Nextgov/FCW: And how has that changed over the years? The ability to cross-pollinate with other agencies and their data? Is it easier to do now than it was?
Morgan: No. That's why the CDO Council has a Data Sharing Working Group. I think the challenges are well-documented, and the solutions are not easy.
But I think a lot of the guidance that we have is written for a very human environment. If you want to get to a better place, we need to write guidance for a machine-to-machine kind of contract, and learn to trust each other because we have to have shared baselines. We'll never achieve our machine hopes and dreams if we continue to write guidance for a human age.
Nextgov/FCW: What kind of experiences and skill sets should people come to the job with? Is there an ideal background for a CDO, or are you looking for a diverse set of skills?
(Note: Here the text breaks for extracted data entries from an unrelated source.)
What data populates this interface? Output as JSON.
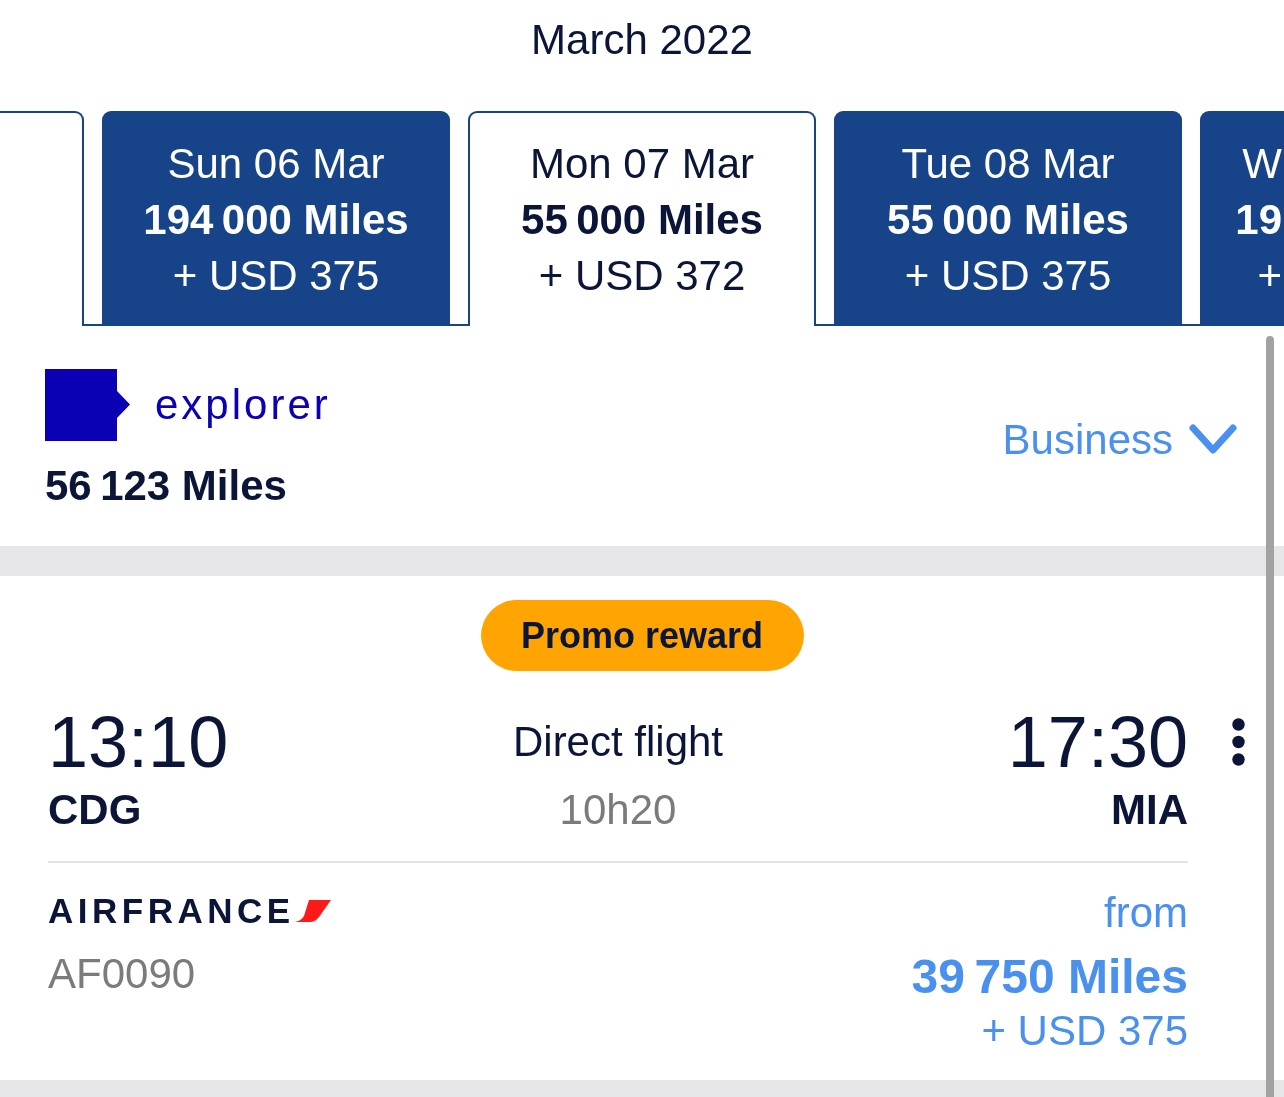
{
  "header": {
    "title": "March 2022"
  },
  "date_tabs": [
    {
      "kind": "blank",
      "selected": false
    },
    {
      "kind": "fare",
      "selected": false,
      "date": "Sun 06 Mar",
      "miles": "194 000 Miles",
      "price": "+ USD 375"
    },
    {
      "kind": "fare",
      "selected": true,
      "date": "Mon 07 Mar",
      "miles": "55 000 Miles",
      "price": "+ USD 372"
    },
    {
      "kind": "fare",
      "selected": false,
      "date": "Tue 08 Mar",
      "miles": "55 000 Miles",
      "price": "+ USD 375"
    },
    {
      "kind": "cut",
      "selected": false,
      "date": "W",
      "miles": "19",
      "price": "+"
    }
  ],
  "account": {
    "tier": "explorer",
    "miles": "56 123 Miles",
    "cabin": "Business"
  },
  "flight": {
    "badge": "Promo reward",
    "departure": {
      "time": "13:10",
      "airport": "CDG"
    },
    "stops": "Direct flight",
    "duration": "10h20",
    "arrival": {
      "time": "17:30",
      "airport": "MIA"
    },
    "airline": "AIRFRANCE",
    "flight_number": "AF0090",
    "price_prefix": "from",
    "miles": "39 750 Miles",
    "price": "+ USD 375"
  }
}
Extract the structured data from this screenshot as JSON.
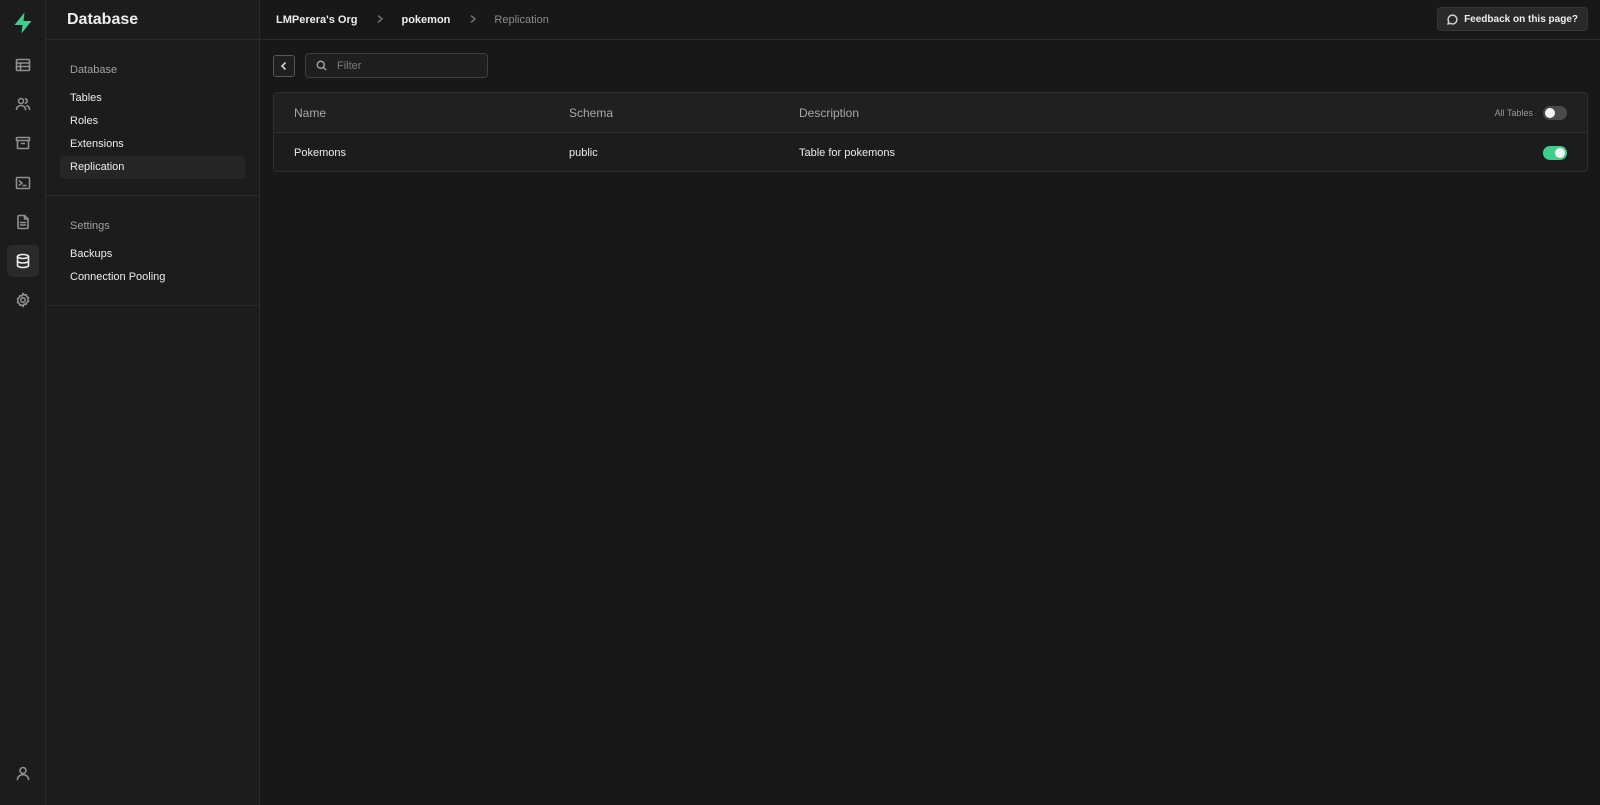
{
  "menu": {
    "title": "Database",
    "sections": [
      {
        "title": "Database",
        "items": [
          {
            "label": "Tables"
          },
          {
            "label": "Roles"
          },
          {
            "label": "Extensions"
          },
          {
            "label": "Replication"
          }
        ]
      },
      {
        "title": "Settings",
        "items": [
          {
            "label": "Backups"
          },
          {
            "label": "Connection Pooling"
          }
        ]
      }
    ]
  },
  "rail": {
    "icons": [
      "table-editor-icon",
      "users-icon",
      "storage-icon",
      "sql-terminal-icon",
      "document-icon",
      "database-icon",
      "settings-icon"
    ],
    "active": "database-icon",
    "bottom_icon": "user-profile-icon",
    "brand_color": "#3ecf8e"
  },
  "breadcrumb": {
    "org": "LMPerera's Org",
    "project": "pokemon",
    "page": "Replication"
  },
  "feedback": {
    "label": "Feedback on this page?"
  },
  "filter": {
    "placeholder": "Filter",
    "value": ""
  },
  "table": {
    "columns": [
      "Name",
      "Schema",
      "Description"
    ],
    "all_tables_label": "All Tables",
    "all_tables_enabled": false,
    "rows": [
      {
        "name": "Pokemons",
        "schema": "public",
        "description": "Table for pokemons",
        "enabled": true
      }
    ]
  }
}
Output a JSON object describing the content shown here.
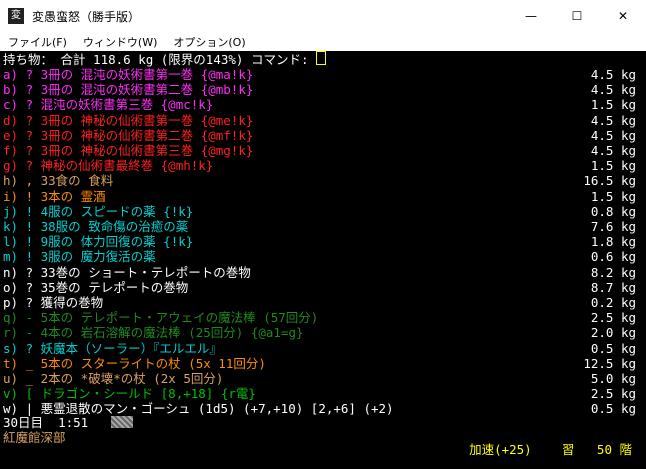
{
  "window": {
    "title": "変愚蛮怒（勝手版）",
    "icon_label": "変"
  },
  "controls": {
    "minimize": "—",
    "maximize": "☐",
    "close": "✕"
  },
  "menu": [
    {
      "label": "ファイル(F)"
    },
    {
      "label": "ウィンドウ(W)"
    },
    {
      "label": "オプション(O)"
    }
  ],
  "header": {
    "text": "持ち物： 合計 118.6 kg (限界の143%) コマンド:"
  },
  "items": [
    {
      "text": "a) ? 3冊の 混沌の妖術書第一巻 {@ma!k}",
      "weight": "4.5 kg",
      "color": "#ff2df5"
    },
    {
      "text": "b) ? 3冊の 混沌の妖術書第二巻 {@mb!k}",
      "weight": "4.5 kg",
      "color": "#ff2df5"
    },
    {
      "text": "c) ? 混沌の妖術書第三巻 {@mc!k}",
      "weight": "1.5 kg",
      "color": "#ff2df5"
    },
    {
      "text": "d) ? 3冊の 神秘の仙術書第一巻 {@me!k}",
      "weight": "4.5 kg",
      "color": "#ff2020"
    },
    {
      "text": "e) ? 3冊の 神秘の仙術書第二巻 {@mf!k}",
      "weight": "4.5 kg",
      "color": "#ff2020"
    },
    {
      "text": "f) ? 3冊の 神秘の仙術書第三巻 {@mg!k}",
      "weight": "4.5 kg",
      "color": "#ff2020"
    },
    {
      "text": "g) ? 神秘の仙術書最終巻 {@mh!k}",
      "weight": "1.5 kg",
      "color": "#ff2020"
    },
    {
      "text": "h) , 33食の 食料",
      "weight": "16.5 kg",
      "color": "#d8a060"
    },
    {
      "text": "i) ! 3本の 霊酒",
      "weight": "1.5 kg",
      "color": "#ff8c00"
    },
    {
      "text": "j) ! 4服の スピードの薬 {!k}",
      "weight": "0.8 kg",
      "color": "#00d0d0"
    },
    {
      "text": "k) ! 38服の 致命傷の治癒の薬",
      "weight": "7.6 kg",
      "color": "#00d0d0"
    },
    {
      "text": "l) ! 9服の 体力回復の薬 {!k}",
      "weight": "1.8 kg",
      "color": "#00d0d0"
    },
    {
      "text": "m) ! 3服の 魔力復活の薬",
      "weight": "0.6 kg",
      "color": "#00d0d0"
    },
    {
      "text": "n) ? 33巻の ショート・テレポートの巻物",
      "weight": "8.2 kg",
      "color": "#ffffff"
    },
    {
      "text": "o) ? 35巻の テレポートの巻物",
      "weight": "8.7 kg",
      "color": "#ffffff"
    },
    {
      "text": "p) ? 獲得の巻物",
      "weight": "0.2 kg",
      "color": "#ffffff"
    },
    {
      "text": "q) - 5本の テレポート・アウェイの魔法棒 (57回分)",
      "weight": "2.5 kg",
      "color": "#1e8a1e"
    },
    {
      "text": "r) - 4本の 岩石溶解の魔法棒 (25回分) {@a1=g}",
      "weight": "2.0 kg",
      "color": "#1e8a1e"
    },
    {
      "text": "s) ? 妖魔本（ソーラー）『エルエル』",
      "weight": "0.5 kg",
      "color": "#00d0d0"
    },
    {
      "text": "t) _ 5本の スターライトの杖 (5x 11回分)",
      "weight": "12.5 kg",
      "color": "#ff8c00"
    },
    {
      "text": "u) _ 2本の *破壊*の杖 (2x 5回分)",
      "weight": "5.0 kg",
      "color": "#d8a060"
    },
    {
      "text": "v) [ ドラゴン・シールド [8,+18] {r電}",
      "weight": "2.5 kg",
      "color": "#00c000"
    },
    {
      "text": "w) | 悪霊退散のマン・ゴーシュ (1d5) (+7,+10) [2,+6] (+2)",
      "weight": "0.5 kg",
      "color": "#ffffff"
    }
  ],
  "status": {
    "day_time": "30日目  1:51",
    "location": "紅魔館深部",
    "speed": "加速(+25)",
    "study": "習",
    "level": "50 階"
  }
}
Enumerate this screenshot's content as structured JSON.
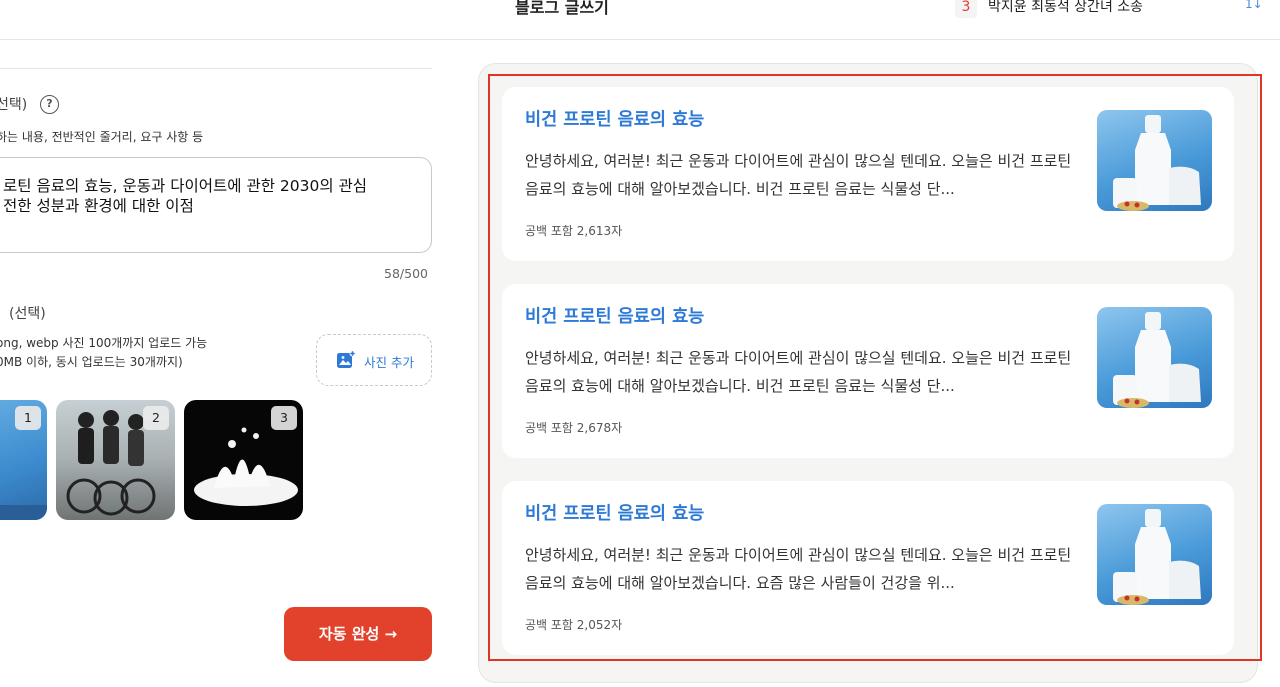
{
  "header": {
    "title": "블로그 글쓰기",
    "trend_rank": "3",
    "trend_text": "박지윤 최동석 상간녀 소송",
    "trend_indicator": "1↓"
  },
  "form": {
    "content_label": "선택)",
    "content_hint": "하는 내용, 전반적인 줄거리, 요구 사항 등",
    "content_value": "로틴 음료의 효능, 운동과 다이어트에 관한 2030의 관심\n전한 성분과 환경에 대한 이점",
    "char_counter": "58/500",
    "photo_label": "(선택)",
    "photo_hint": "ong, webp 사진 100개까지 업로드 가능\n0MB 이하, 동시 업로드는 30개까지)",
    "add_photo_label": "사진 추가",
    "thumbnails": [
      {
        "num": "1"
      },
      {
        "num": "2"
      },
      {
        "num": "3"
      }
    ],
    "autocomplete_label": "자동 완성 →"
  },
  "results": [
    {
      "title": "비건 프로틴 음료의 효능",
      "body": "안녕하세요, 여러분! 최근 운동과 다이어트에 관심이 많으실 텐데요. 오늘은 비건 프로틴 음료의 효능에 대해 알아보겠습니다. 비건 프로틴 음료는 식물성 단...",
      "meta": "공백 포함 2,613자"
    },
    {
      "title": "비건 프로틴 음료의 효능",
      "body": "안녕하세요, 여러분! 최근 운동과 다이어트에 관심이 많으실 텐데요. 오늘은 비건 프로틴 음료의 효능에 대해 알아보겠습니다. 비건 프로틴 음료는 식물성 단...",
      "meta": "공백 포함 2,678자"
    },
    {
      "title": "비건 프로틴 음료의 효능",
      "body": "안녕하세요, 여러분! 최근 운동과 다이어트에 관심이 많으실 텐데요. 오늘은 비건 프로틴 음료의 효능에 대해 알아보겠습니다. 요즘 많은 사람들이 건강을 위...",
      "meta": "공백 포함 2,052자"
    }
  ],
  "colors": {
    "accent_blue": "#2d7ad6",
    "accent_red": "#e2422b",
    "highlight_red": "#e03525"
  }
}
Morgan: I love our diversity. We do an annual survey of ourselves. That was one of the things that I pushed for. So we ask questions about backgrounds, how long people have served in their roles and what their reporting relationships are.
There are some CDO roles that are very squarely placed inside their missions or in their policy office. And that makes very good sense for them and for their agency because that's where their problems are. There are others who are more aligned with their IT organizations. I'm one of them. We didn't have enterprise tools or a champion for creating some of these enterprise tools for data. We needed to make those investments, and it made sense to be aligned to the CIO. There are CDOs who have systems engineering backgrounds, there are CDOs who have philosophy backgrounds. And I think we're stronger as a community for it.
Some CDOs are also serving as their agencies' chief AI officers. And that works for them in their agencies. It kind of depends on what's happening with the individual agency.